During Monday’s Asian trading hours, Bitcoin changed hands at $68,316, registering a 1.5% gain over 24 hours while posting a 6% weekly decline. Ether advanced 2.7% to reach $2,059. Among prominent digital currencies, Dogecoin emerged as the weakest performer, declining 7.4% across the week to settle at $0.09.
Tron stood out as the sole major cryptocurrency showing weekly gains, advancing 3.8%.
American equity futures indicated lower openings Monday morning. Dow futures retreated approximately 0.4%, S&P 500 futures decreased 0.5%, while Nasdaq 100 futures slipped 0.6%.
During the trading week concluded Friday, both the Dow and Nasdaq surrendered roughly 2%, with the S&P 500 declining 1.5%. The Dow Jones Industrial Average has now recorded four consecutive weeks of negative returns, marking its lengthiest losing stretch since 2023.
Precious metals continued their descent Monday, with gold dropping for a ninth straight session to approximately $4,360. This represents an 18% drawdown from recent peaks, contradicting its conventional position as a refuge during international tensions.
According to Alexander Blume, CEO of Two Prime, an SEC-registered investment advisor, the movements in both gold and Bitcoin reflect “more structural than market-based” dynamics. He highlighted how China and other nations have been systematically accumulating gold reserves to diminish dollar dependency, though this pattern reversed when the conflict intensified and liquidity concerns took precedence.

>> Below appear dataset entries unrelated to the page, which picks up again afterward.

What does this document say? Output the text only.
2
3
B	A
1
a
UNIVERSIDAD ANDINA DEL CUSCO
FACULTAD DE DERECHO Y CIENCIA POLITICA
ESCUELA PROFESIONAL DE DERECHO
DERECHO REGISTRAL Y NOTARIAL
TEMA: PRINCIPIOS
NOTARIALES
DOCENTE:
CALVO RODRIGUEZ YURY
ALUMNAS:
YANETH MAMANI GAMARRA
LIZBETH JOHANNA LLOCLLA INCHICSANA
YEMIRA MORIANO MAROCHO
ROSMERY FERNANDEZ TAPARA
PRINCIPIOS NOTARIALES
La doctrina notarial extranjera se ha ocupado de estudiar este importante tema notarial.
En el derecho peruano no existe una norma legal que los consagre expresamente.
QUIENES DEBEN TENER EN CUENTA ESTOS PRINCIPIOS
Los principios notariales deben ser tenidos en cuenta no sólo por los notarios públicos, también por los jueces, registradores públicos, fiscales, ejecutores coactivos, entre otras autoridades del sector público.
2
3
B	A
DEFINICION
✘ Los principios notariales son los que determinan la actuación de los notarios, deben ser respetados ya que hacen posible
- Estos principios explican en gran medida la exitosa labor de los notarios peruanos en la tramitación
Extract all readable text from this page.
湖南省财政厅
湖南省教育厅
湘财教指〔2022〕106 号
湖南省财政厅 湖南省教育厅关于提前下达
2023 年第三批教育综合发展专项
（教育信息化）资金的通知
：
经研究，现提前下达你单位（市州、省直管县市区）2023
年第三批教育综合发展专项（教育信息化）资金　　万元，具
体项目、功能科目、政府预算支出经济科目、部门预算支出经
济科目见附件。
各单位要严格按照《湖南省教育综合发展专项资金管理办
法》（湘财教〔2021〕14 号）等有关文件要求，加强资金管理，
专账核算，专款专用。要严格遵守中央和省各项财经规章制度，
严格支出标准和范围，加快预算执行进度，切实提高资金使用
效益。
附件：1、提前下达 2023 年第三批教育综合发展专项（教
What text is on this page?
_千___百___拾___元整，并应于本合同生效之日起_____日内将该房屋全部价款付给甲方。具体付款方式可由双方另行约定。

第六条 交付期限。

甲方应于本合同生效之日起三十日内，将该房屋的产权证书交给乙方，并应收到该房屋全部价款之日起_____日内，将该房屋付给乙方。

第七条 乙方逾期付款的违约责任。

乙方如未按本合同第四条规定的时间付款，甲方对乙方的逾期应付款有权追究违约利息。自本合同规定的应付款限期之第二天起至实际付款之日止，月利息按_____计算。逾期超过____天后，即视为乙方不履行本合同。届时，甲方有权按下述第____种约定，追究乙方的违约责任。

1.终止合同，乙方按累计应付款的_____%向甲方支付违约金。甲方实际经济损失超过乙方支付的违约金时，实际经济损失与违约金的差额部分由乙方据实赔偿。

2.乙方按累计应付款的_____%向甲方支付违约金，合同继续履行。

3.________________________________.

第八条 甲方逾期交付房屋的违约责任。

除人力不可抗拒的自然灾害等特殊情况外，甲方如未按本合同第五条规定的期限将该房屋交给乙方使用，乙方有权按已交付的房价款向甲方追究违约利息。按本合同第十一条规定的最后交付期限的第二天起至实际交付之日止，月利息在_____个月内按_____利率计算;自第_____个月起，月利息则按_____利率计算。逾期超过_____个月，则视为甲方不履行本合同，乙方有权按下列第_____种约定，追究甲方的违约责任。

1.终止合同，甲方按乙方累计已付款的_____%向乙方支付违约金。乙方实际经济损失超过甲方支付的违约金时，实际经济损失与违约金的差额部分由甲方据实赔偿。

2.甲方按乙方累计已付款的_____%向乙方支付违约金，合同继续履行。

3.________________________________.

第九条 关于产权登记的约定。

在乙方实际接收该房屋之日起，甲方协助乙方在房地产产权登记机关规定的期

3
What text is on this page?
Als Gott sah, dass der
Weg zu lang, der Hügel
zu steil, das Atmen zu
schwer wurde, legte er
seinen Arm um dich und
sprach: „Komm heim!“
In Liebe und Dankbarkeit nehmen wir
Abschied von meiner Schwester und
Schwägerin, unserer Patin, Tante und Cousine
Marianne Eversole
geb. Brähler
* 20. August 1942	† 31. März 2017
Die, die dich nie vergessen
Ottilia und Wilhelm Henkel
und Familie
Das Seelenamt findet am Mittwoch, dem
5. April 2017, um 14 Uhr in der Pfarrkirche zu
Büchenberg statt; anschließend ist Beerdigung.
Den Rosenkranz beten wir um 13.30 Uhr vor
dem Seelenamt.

Primary Catalysts Behind Market Weakness
The Iranian conflict has now entered its fourth week. During the weekend, President Trump stated his opposition to a ceasefire and delivered a 48-hour ultimatum Saturday, warning of strikes against Iranian energy infrastructure should the Strait of Hormuz remain blocked.
IMPORTANT UPDATE:
Trump gave Iran a 48 hour deadline to open the Strait of Hormuz or he will bomb their power plants
Iran responded they are open to opening the Straits, but want an end to the war and assurances there won’t be more wars
I think we have the foundation for an… pic.twitter.com/KrJW8L2MUL
— Mario Nawfal (@MarioNawfal) March 22, 2026
Tehran’s response indicated that any such military action would trigger permanent closure of the Strait alongside retaliatory operations targeting US and Israeli energy installations throughout the region.
Brent crude climbed to approximately $113 per barrel, marking a year-to-date surge exceeding 70%. Goldman Sachs revised its annual Brent projection upward to $85 from $77, while elevating its WTI estimate to $79 from $72. The investment bank characterized the Hormuz situation as the most significant supply disruption in the history of global petroleum markets.
Treasury yields increased as extended conflict heightened inflation worries, diminishing market expectations for interest rate reductions by central banks.
Forward-Looking Market Perspective
Asian equity markets declined for a third consecutive trading session, nearing correction levels. European and S&P futures suggested additional downside ahead.
Friday will deliver updated readings on the University of Michigan consumer sentiment indicator, alongside near-term and long-term inflation outlook data. Tuesday brings the S&P Global Flash US PMI release.
Blume indicated Two Prime has positioned itself for elevated funding and futures rates in upcoming weeks, signaling his expectation for greater Bitcoin upside than current market valuations reflect.
The 48-hour deadline established by Trump reaches its conclusion Monday evening.